Nonetheless, amidst growing sentiment in Europe that a clear path to NATO membership was the only way to guarantee the security and stability of the continent in the long run, Washington (and Berlin) remained stubbornly resistant. Biden’s statements ahead of the Vilnius Summit that Ukraine wasn’t ready for NATO membership and that he wasn’t going to make it easy for them were nothing less than insulting. Moreover, as the communique deliberations in Vilnius proceeded, the insular or even solipsistic quality of the Biden team was sadly on display.
The Americans were reportedly stunned that the support for Ukraine’s path to membership was broader than they had assessed.

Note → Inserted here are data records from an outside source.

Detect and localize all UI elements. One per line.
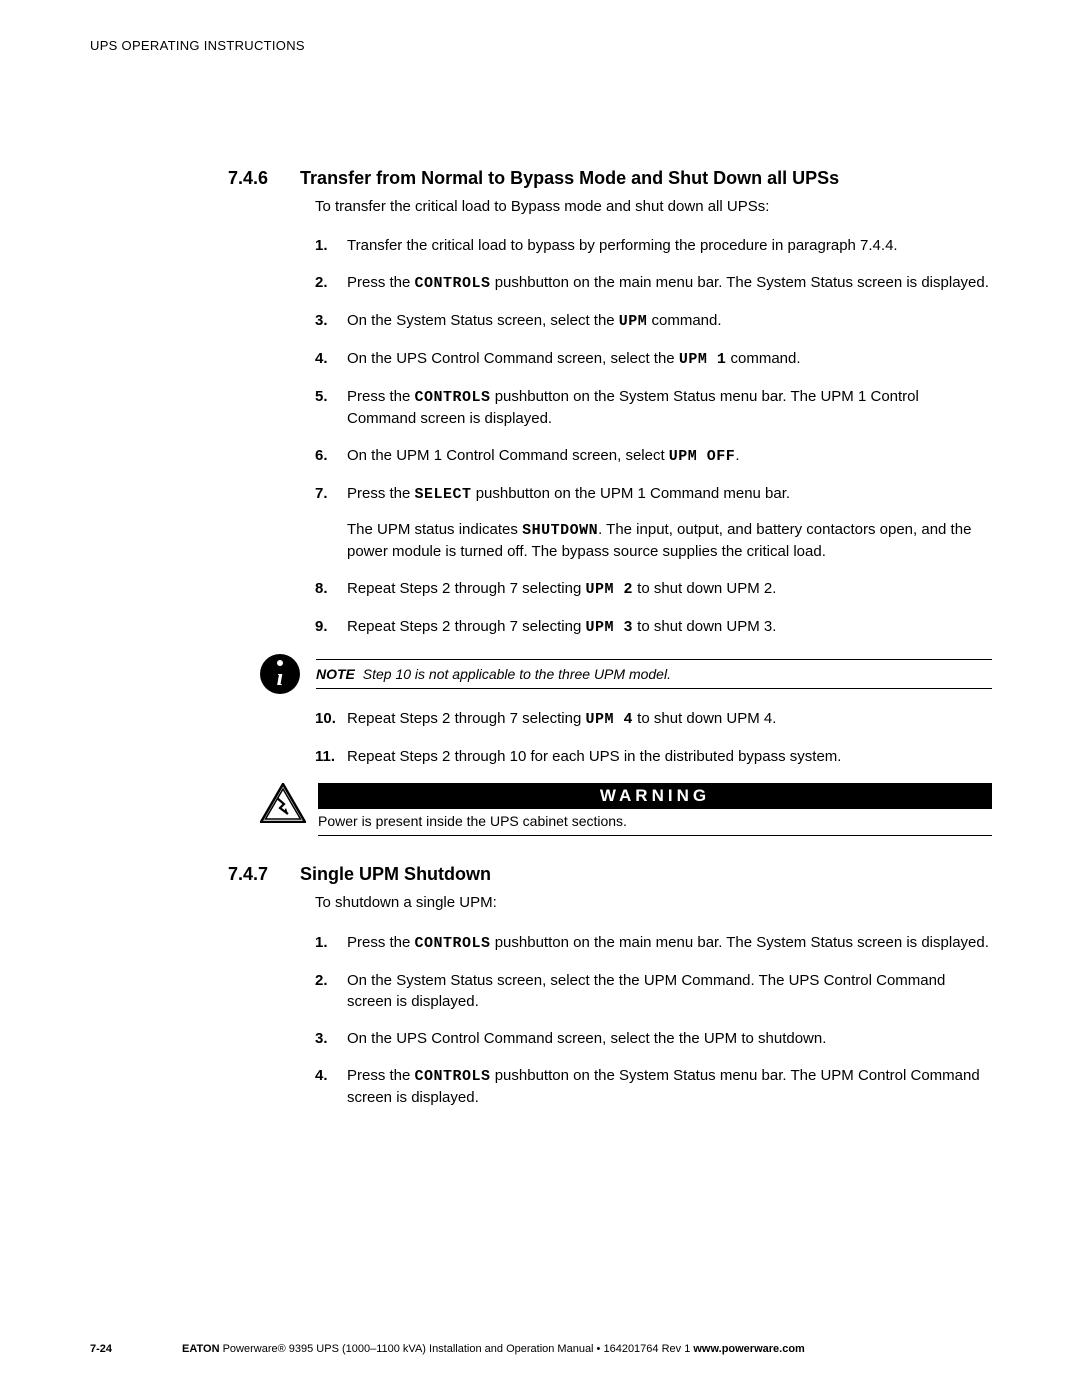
follow-pre: The UPM status indicates bbox=[347, 521, 522, 538]
step-item: Press the CONTROLS pushbutton on the Sys… bbox=[315, 386, 992, 429]
footer-brand: EATON bbox=[182, 1343, 220, 1355]
page-header: UPS OPERATING INSTRUCTIONS bbox=[90, 38, 992, 53]
warning-icon bbox=[260, 783, 306, 823]
info-icon: ı bbox=[260, 654, 300, 694]
note-body: Step 10 is not applicable to the three U… bbox=[363, 666, 671, 682]
note-block: ı NOTE Step 10 is not applicable to the … bbox=[260, 654, 992, 694]
step-item: On the UPS Control Command screen, selec… bbox=[315, 348, 992, 370]
follow-mono: SHUTDOWN bbox=[522, 522, 598, 539]
step-item: On the UPS Control Command screen, selec… bbox=[315, 1028, 992, 1049]
step-item: Press the CONTROLS pushbutton on the mai… bbox=[315, 932, 992, 954]
step-item: On the System Status screen, select the … bbox=[315, 310, 992, 332]
step-item: Press the CONTROLS pushbutton on the mai… bbox=[315, 272, 992, 294]
note-text: NOTE Step 10 is not applicable to the th… bbox=[316, 666, 992, 682]
footer-url: www.powerware.com bbox=[693, 1343, 804, 1355]
warning-title: WARNING bbox=[318, 783, 992, 809]
section-title: Single UPM Shutdown bbox=[300, 864, 491, 885]
step-item: Repeat Steps 2 through 7 selecting UPM 3… bbox=[315, 616, 992, 638]
step-item: Transfer the critical load to bypass by … bbox=[315, 235, 992, 256]
section-heading-746: 7.4.6 Transfer from Normal to Bypass Mod… bbox=[90, 168, 992, 189]
warning-text: Power is present inside the UPS cabinet … bbox=[318, 809, 992, 836]
page-number: 7-24 bbox=[90, 1343, 112, 1355]
page-footer: 7-24 EATON Powerware® 9395 UPS (1000–110… bbox=[90, 1343, 992, 1355]
warning-block: WARNING Power is present inside the UPS … bbox=[260, 783, 992, 836]
follow-paragraph: The UPM status indicates SHUTDOWN. The i… bbox=[347, 519, 992, 562]
step-item: Repeat Steps 2 through 10 for each UPS i… bbox=[315, 746, 992, 767]
step-item: Repeat Steps 2 through 7 selecting UPM 4… bbox=[315, 708, 992, 730]
ordered-steps-747: Press the CONTROLS pushbutton on the mai… bbox=[315, 932, 992, 1108]
ordered-steps-746a: Transfer the critical load to bypass by … bbox=[315, 235, 992, 505]
warning-content: WARNING Power is present inside the UPS … bbox=[318, 783, 992, 836]
step-item: On the System Status screen, select the … bbox=[315, 970, 992, 1012]
footer-mid: Powerware® 9395 UPS (1000–1100 kVA) Inst… bbox=[220, 1343, 694, 1355]
note-label: NOTE bbox=[316, 666, 355, 682]
section-number: 7.4.7 bbox=[228, 864, 268, 885]
ordered-steps-746c: Repeat Steps 2 through 7 selecting UPM 4… bbox=[315, 708, 992, 767]
section-title: Transfer from Normal to Bypass Mode and … bbox=[300, 168, 839, 189]
step-item: Repeat Steps 2 through 7 selecting UPM 2… bbox=[315, 578, 992, 600]
step-item: On the UPM 1 Control Command screen, sel… bbox=[315, 445, 992, 467]
step-item: Press the SELECT pushbutton on the UPM 1… bbox=[315, 483, 992, 505]
step-item: Press the CONTROLS pushbutton on the Sys… bbox=[315, 1065, 992, 1108]
ordered-steps-746b: Repeat Steps 2 through 7 selecting UPM 2… bbox=[315, 578, 992, 638]
section-number: 7.4.6 bbox=[228, 168, 268, 189]
section-intro: To shutdown a single UPM: bbox=[315, 893, 992, 913]
note-text-wrap: NOTE Step 10 is not applicable to the th… bbox=[316, 659, 992, 689]
section-intro: To transfer the critical load to Bypass … bbox=[315, 197, 992, 217]
section-heading-747: 7.4.7 Single UPM Shutdown bbox=[90, 864, 992, 885]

When draft language leaked which suggested that Ukraine could only become a member when Allies agreed that unspecified conditions had been met, Zelenskyy understandably reacted harshly, tweeting that the reasoning was absurd.

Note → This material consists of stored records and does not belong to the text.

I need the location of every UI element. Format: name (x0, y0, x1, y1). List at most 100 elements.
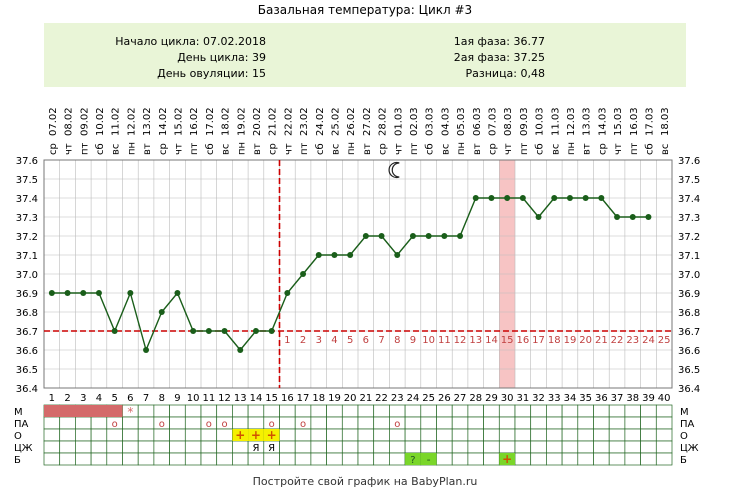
marker-cell (561, 404, 579, 418)
cycle-day-label: 4 (96, 393, 102, 404)
date-label: 12.03 (566, 107, 577, 136)
marker-cell (310, 440, 327, 454)
marker-cell (357, 428, 375, 442)
temperature-point (80, 290, 87, 296)
temperature-point (331, 252, 338, 258)
cycle-day-label: 10 (187, 393, 200, 404)
pa-marker: о (112, 419, 118, 430)
cycle-day-label: 39 (642, 393, 655, 404)
bbt-chart: 37.6 37.6 37.5 37.5 37.4 37.4 37.3 37.3 37.2 37.2… (14, 107, 700, 466)
post-ovulation-day-label: 19 (564, 335, 577, 346)
weekday-label: сб (644, 143, 655, 155)
date-label: 21.02 (268, 107, 279, 136)
weekday-label: чт (64, 143, 75, 155)
temperature-point (362, 233, 369, 239)
marker-cell (451, 452, 469, 466)
marker-cell (420, 428, 437, 442)
y-tick-label-right: 36.4 (678, 384, 700, 395)
marker-cell (216, 452, 233, 466)
marker-row-label-left: ПА (14, 419, 29, 430)
marker-cell (279, 440, 296, 454)
marker-cell (593, 404, 610, 418)
temperature-point (143, 347, 150, 353)
weekday-label: вт (252, 143, 263, 155)
weekday-label: вс (221, 144, 232, 155)
chart-title: Базальная температура: Цикл #3 (257, 3, 473, 17)
cycle-info-panel: Начало цикла: 07.02.2018 День цикла: 39 … (44, 23, 686, 87)
marker-cell (451, 404, 469, 418)
marker-cell (169, 404, 186, 418)
date-label: 11.03 (550, 107, 561, 136)
temperature-point (48, 290, 55, 296)
post-ovulation-day-label: 22 (611, 335, 624, 346)
post-ovulation-day-label: 23 (626, 335, 639, 346)
y-tick-label-left: 37.5 (16, 175, 38, 186)
marker-cell (436, 452, 453, 466)
marker-cell (357, 452, 375, 466)
weekday-label: пн (346, 142, 357, 155)
y-tick-label-right: 37.4 (678, 194, 700, 205)
marker-cell (232, 452, 249, 466)
marker-cell (467, 428, 484, 442)
weekday-label: ср (487, 143, 498, 155)
y-tick-label-left: 36.8 (16, 308, 38, 319)
marker-cell (404, 440, 422, 454)
temperature-point (645, 214, 652, 220)
cycle-day-label: 15 (265, 393, 278, 404)
post-ovulation-day-label: 9 (410, 335, 416, 346)
weekday-label: вс (440, 144, 451, 155)
marker-cell (483, 452, 500, 466)
post-ovulation-day-label: 25 (658, 335, 671, 346)
marker-cell (577, 428, 594, 442)
y-tick-label-right: 37.5 (678, 175, 700, 186)
cycle-day-label: 29 (485, 393, 498, 404)
post-ovulation-day-label: 14 (485, 335, 498, 346)
date-label: 13.03 (582, 107, 593, 136)
marker-cell (593, 416, 610, 430)
weekday-label: ср (48, 143, 59, 155)
marker-cell (467, 440, 484, 454)
cycle-day-label: 28 (469, 393, 482, 404)
czh-marker: Я (268, 443, 275, 454)
marker-cell (561, 428, 579, 442)
difference-text: Разница: 0,48 (465, 67, 546, 80)
marker-cell (530, 440, 547, 454)
date-label: 06.03 (472, 107, 483, 136)
o-plus-marker: + (267, 428, 277, 442)
footer-link[interactable]: Постройте свой график на BabyPlan.ru (252, 475, 478, 488)
marker-cell (467, 452, 484, 466)
marker-cell (498, 416, 516, 430)
temperature-point (472, 195, 479, 201)
o-plus-marker: + (251, 428, 261, 442)
marker-cell (200, 440, 218, 454)
marker-cell (577, 452, 594, 466)
cycle-day-label: 30 (501, 393, 514, 404)
marker-cell (561, 416, 579, 430)
post-ovulation-day-label: 3 (316, 335, 322, 346)
cycle-day-label: 32 (532, 393, 545, 404)
weekday-label: пт (299, 142, 310, 155)
y-tick-label-right: 36.8 (678, 308, 700, 319)
date-label: 23.02 (299, 107, 310, 136)
marker-cell (90, 428, 108, 442)
weekday-label: чт (503, 143, 514, 155)
cycle-day-label: 14 (250, 393, 263, 404)
marker-cell (326, 452, 343, 466)
marker-cell (106, 428, 123, 442)
marker-cell (122, 428, 139, 442)
marker-cell (43, 428, 61, 442)
marker-cell (169, 416, 186, 430)
cycle-day-label: 19 (328, 393, 341, 404)
post-ovulation-day-label: 1 (284, 335, 290, 346)
date-label: 22.02 (283, 107, 294, 136)
weekday-label: вт (362, 143, 373, 155)
marker-row-label-right: О (680, 431, 688, 442)
cycle-day-label: 8 (159, 393, 165, 404)
date-label: 03.03 (425, 107, 436, 136)
temperature-point (221, 328, 228, 334)
marker-cell (514, 404, 532, 418)
cycle-day-label: 1 (49, 393, 55, 404)
temperature-point (394, 252, 401, 258)
marker-cell (546, 416, 563, 430)
marker-cell (640, 404, 657, 418)
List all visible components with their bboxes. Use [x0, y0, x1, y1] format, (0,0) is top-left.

The American response to Zelenskyy was to suggest that all the Ukraine language in the communique should be deleted. It was an unserious response that reflected a curious lack of strategic empathy. Although the Biden team spends much of its time worrying about what might provoke Vladimir Putin, it seems to have much less understanding or time for a heroic national leader who is fighting valiantly for the survival of his country against a rapacious enemy. This is an enemy who has committed countless war crimes and whose leaders routinely indulge in eliminationist, genocidal rhetoric and totally irresponsible and dangerous, if empty, nuclear threats throughout the course of this terrible war. Combined with Biden’s conspicuous failure to attend the summit’s final dinner for heads of state, it was not a good look.
Biden’s speech in Vilnius after the meetings had concluded and his subsequent stop in Helsinki allowed him to take a victory lap and proclaim the summit’s success and NATO’s solidarity. In truth, the language in the communique on Ukraine’s future association with NATO was not as strong as it should have been but, in combination with some of the undertakings to provide long-term bilateral assistance to Ukraine that Washington spearheaded, it was not as bad as Ukrainians might have feared.
There will be future opportunities for NATO foreign and defense ministers to provide additional assistance and clear the path to eventual NATO membership for Ukraine, perhaps leading to a formal offer at next year’s 75th anniversary summit in Washington. But Biden’s performance, despite some real achievements, was much less than his promised return of America to the head of the table. Sadly there was much more followership than leadership on display in Vilnius.